Algunos, incluso, hemos hecho de improvisados guías turísticos para mostrar el
disparate a amigos venidos de fuera, ansiosos siempre por conocer lugares
exóticos y obras estrambóticas. Entre ellas ocupa ya un lugar destacado esta
extraña edificación planeada para servir de recinto ferial permanente y a la
que se bautizó de inmediato por la voz popular como Bosque de Acero.

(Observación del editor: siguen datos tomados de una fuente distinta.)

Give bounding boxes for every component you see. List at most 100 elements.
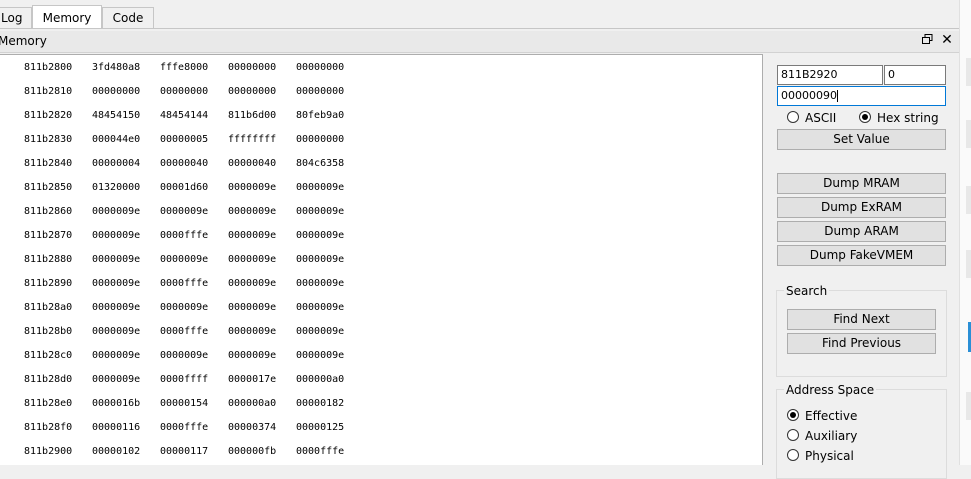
- hex-word[interactable]: 0000009e: [296, 202, 344, 222]
- hex-word[interactable]: 000000fb: [228, 442, 276, 462]
- hex-word[interactable]: 000000a0: [296, 370, 344, 390]
- memory-hex-view[interactable]: 811b2800 3fd480a8 fffe8000 00000000 00000000…: [0, 54, 763, 465]
- hex-word[interactable]: 0000009e: [160, 202, 208, 222]
- hex-word[interactable]: 00000000: [296, 58, 344, 78]
- hex-word[interactable]: 0000009e: [296, 346, 344, 366]
- radio-ascii[interactable]: ASCII: [787, 110, 847, 126]
- hex-word[interactable]: 0000fffe: [160, 322, 208, 342]
- hex-word[interactable]: 00000004: [92, 154, 140, 174]
- hex-word[interactable]: fffe8000: [160, 58, 208, 78]
- hex-word[interactable]: 00000116: [92, 418, 140, 438]
- hex-word[interactable]: 0000009e: [92, 370, 140, 390]
- hex-word[interactable]: 00000040: [228, 154, 276, 174]
- hex-word[interactable]: 0000009e: [296, 226, 344, 246]
- hex-word[interactable]: 0000009e: [92, 226, 140, 246]
- hex-word[interactable]: 0000009e: [92, 274, 140, 294]
- float-window-icon[interactable]: [920, 34, 934, 48]
- dump-mram-button[interactable]: Dump MRAM: [777, 173, 946, 194]
- hex-word[interactable]: 0000009e: [296, 298, 344, 318]
- set-value-button[interactable]: Set Value: [777, 129, 946, 150]
- hex-word[interactable]: 804c6358: [296, 154, 344, 174]
- radio-hex-string[interactable]: Hex string: [859, 110, 949, 126]
- hex-word[interactable]: 0000009e: [296, 322, 344, 342]
- hex-word[interactable]: 01320000: [92, 178, 140, 198]
- hex-word[interactable]: 0000009e: [228, 226, 276, 246]
- hex-word[interactable]: 00000125: [296, 418, 344, 438]
- hex-word[interactable]: 0000fffe: [160, 418, 208, 438]
- dump-exram-button[interactable]: Dump ExRAM: [777, 197, 946, 218]
- edge-mark: [966, 120, 971, 148]
- hex-word[interactable]: 0000009e: [160, 346, 208, 366]
- tab-code[interactable]: Code: [102, 7, 154, 28]
- hex-word[interactable]: 0000009e: [92, 202, 140, 222]
- tab-memory[interactable]: Memory: [32, 5, 102, 29]
- memory-control-panel: 811B2920 0 00000090 ASCII Hex string Set…: [766, 54, 958, 479]
- hex-word[interactable]: 48454144: [160, 106, 208, 126]
- hex-word[interactable]: 0000009e: [228, 250, 276, 270]
- radio-effective-circle[interactable]: [787, 409, 799, 421]
- hex-word[interactable]: 00000000: [228, 82, 276, 102]
- hex-word[interactable]: 3fd480a8: [92, 58, 140, 78]
- radio-physical-circle[interactable]: [787, 449, 799, 461]
- hex-word[interactable]: 0000009e: [228, 274, 276, 294]
- hex-word[interactable]: 0000fffe: [296, 442, 344, 462]
- hex-word[interactable]: 00000182: [296, 394, 344, 414]
- hex-word[interactable]: 0000fffe: [160, 274, 208, 294]
- hex-word[interactable]: 0000016b: [92, 394, 140, 414]
- address-input[interactable]: 811B2920: [777, 65, 883, 85]
- hex-word[interactable]: 0000009e: [92, 322, 140, 342]
- hex-word[interactable]: 0000017e: [228, 370, 276, 390]
- radio-hex-label: Hex string: [877, 111, 939, 125]
- hex-word[interactable]: 0000009e: [92, 346, 140, 366]
- find-next-button[interactable]: Find Next: [787, 309, 936, 330]
- hex-word[interactable]: 0000009e: [296, 178, 344, 198]
- length-input[interactable]: 0: [884, 65, 946, 85]
- hex-word[interactable]: 00000117: [160, 442, 208, 462]
- radio-hex-circle[interactable]: [859, 111, 871, 123]
- hex-word[interactable]: 00000374: [228, 418, 276, 438]
- hex-word[interactable]: 00000000: [92, 82, 140, 102]
- hex-word[interactable]: 0000009e: [228, 202, 276, 222]
- hex-word[interactable]: 0000ffff: [160, 370, 208, 390]
- radio-auxiliary-circle[interactable]: [787, 429, 799, 441]
- close-icon[interactable]: ✕: [940, 33, 954, 47]
- value-input[interactable]: 00000090: [777, 86, 946, 106]
- hex-word[interactable]: ffffffff: [228, 130, 276, 150]
- hex-address: 811b2820: [24, 110, 73, 121]
- find-previous-button[interactable]: Find Previous: [787, 333, 936, 354]
- hex-word[interactable]: 000000a0: [228, 394, 276, 414]
- hex-word[interactable]: 00000000: [160, 82, 208, 102]
- hex-word[interactable]: 0000009e: [160, 250, 208, 270]
- hex-address: 811b2900: [24, 446, 73, 457]
- hex-word[interactable]: 00000000: [296, 82, 344, 102]
- radio-physical[interactable]: Physical: [787, 448, 907, 464]
- hex-word[interactable]: 0000009e: [228, 298, 276, 318]
- hex-word[interactable]: 0000009e: [160, 298, 208, 318]
- hex-word[interactable]: 0000009e: [296, 250, 344, 270]
- hex-word[interactable]: 0000009e: [296, 274, 344, 294]
- hex-word[interactable]: 811b6d00: [228, 106, 276, 126]
- radio-effective[interactable]: Effective: [787, 408, 907, 424]
- hex-word[interactable]: 00001d60: [160, 178, 208, 198]
- hex-word[interactable]: 0000009e: [228, 346, 276, 366]
- hex-word[interactable]: 0000009e: [92, 250, 140, 270]
- tab-log[interactable]: Log: [0, 7, 32, 28]
- hex-word[interactable]: 0000009e: [228, 178, 276, 198]
- hex-word[interactable]: 0000009e: [228, 322, 276, 342]
- hex-word[interactable]: 48454150: [92, 106, 140, 126]
- radio-auxiliary[interactable]: Auxiliary: [787, 428, 907, 444]
- hex-word[interactable]: 00000000: [228, 58, 276, 78]
- tab-code-label: Code: [112, 11, 144, 25]
- hex-word[interactable]: 0000fffe: [160, 226, 208, 246]
- hex-word[interactable]: 00000154: [160, 394, 208, 414]
- hex-word[interactable]: 000044e0: [92, 130, 140, 150]
- hex-word[interactable]: 00000005: [160, 130, 208, 150]
- hex-word[interactable]: 80feb9a0: [296, 106, 344, 126]
- hex-word[interactable]: 0000009e: [92, 298, 140, 318]
- hex-word[interactable]: 00000040: [160, 154, 208, 174]
- hex-word[interactable]: 00000102: [92, 442, 140, 462]
- dump-aram-button[interactable]: Dump ARAM: [777, 221, 946, 242]
- hex-word[interactable]: 00000000: [296, 130, 344, 150]
- radio-ascii-circle[interactable]: [787, 111, 799, 123]
- dump-fakevmem-button[interactable]: Dump FakeVMEM: [777, 245, 946, 266]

El proyecto fue presentado en 2004 como obra del arquitecto
Rafael Moneo, aunque realmente no lo firmó él, sino su hija Belén; las obras se
iniciaron en 2007 sobre una superficie de 57.430,43 metros cuadrados ,
con el objetivo de construir un pabellón central acristalado con aforo para un
millar de personas, una zona ferial de carácter multiusos, un auditorio al aire
libre con capacidad para nueve mil personas, un teatro para mil espectadores, un
lago artificial navegable con botes de recreo además de zona de bares, pista de patinaje y la
urbanización del espacio circundante, con amplios aparcamientos. El faraónico
proyecto, propio de la época del despilfarro, responsable de la ruina que vino
a continuación, quedó interrumpido tras la laboriosa edificación de su primer y
único componente, una estructura de acero y cristal perfectamente inútil para
cualquier cosa. Inapropiado como recinto ferial, en él se han intentado algunas
ideas, como una Feria de la Tapa, una exposición de
grandes esculturas y algunos conciertos de rock, con la consecuencia de que
ninguno de los promotores de tales iniciativas han tenido ganas de volver a
repetirlas, tras constatar cada uno de ellos la inadecuación de semejante
espacio. El único mérito hasta ahora conocido de esta obra es la de ser una
gigantesca escultura plantada en medio de un árido paraje desangelado que
ahora, además, sirve de enorme y generoso panel para que los graffiteros
ejerciten sus actividades ayudando a decorar la fría estructura.
Naturalmente,
podríamos preguntarnos por qué un Ayuntamiento, un ente formado por personas
que piensan y entienden, se embarca en un proyecto faraónico de semejantes
características. Hay una explicación prosaica, que se ha repetido en algunas
ocasiones: la abundancia de dinero nubla el entendimiento. Cuando un
Ayuntamiento tiene a su disposición más capital circulante del que necesita
busca desesperadamente cualquier manera de gastarlo y como las necesidades
cotidianas (ya saben: asfaltar las calles, limpiar las fachadas, conseguir que
los semáforos funcionen) no son suficientes para satisfacer ese propósito,
recurre a objetivos mucho más ambiciosos, sin calcular la utilidad que pueda
tener y menos aún la forma en que podría utilizarse una vez terminada la obra.
Y ahí está el resultado: los
feriantes montan sus tinglados donde siempre, devolviendo al lugar, durante
unos días, esa actividad frenética propia de las fiestas. A su lado, el Bosque
de Acero dormita plácidamente, consciente de su maravillosa disfuncionalidad de
la que, me temo, nadie acertará nunca a sacarlo.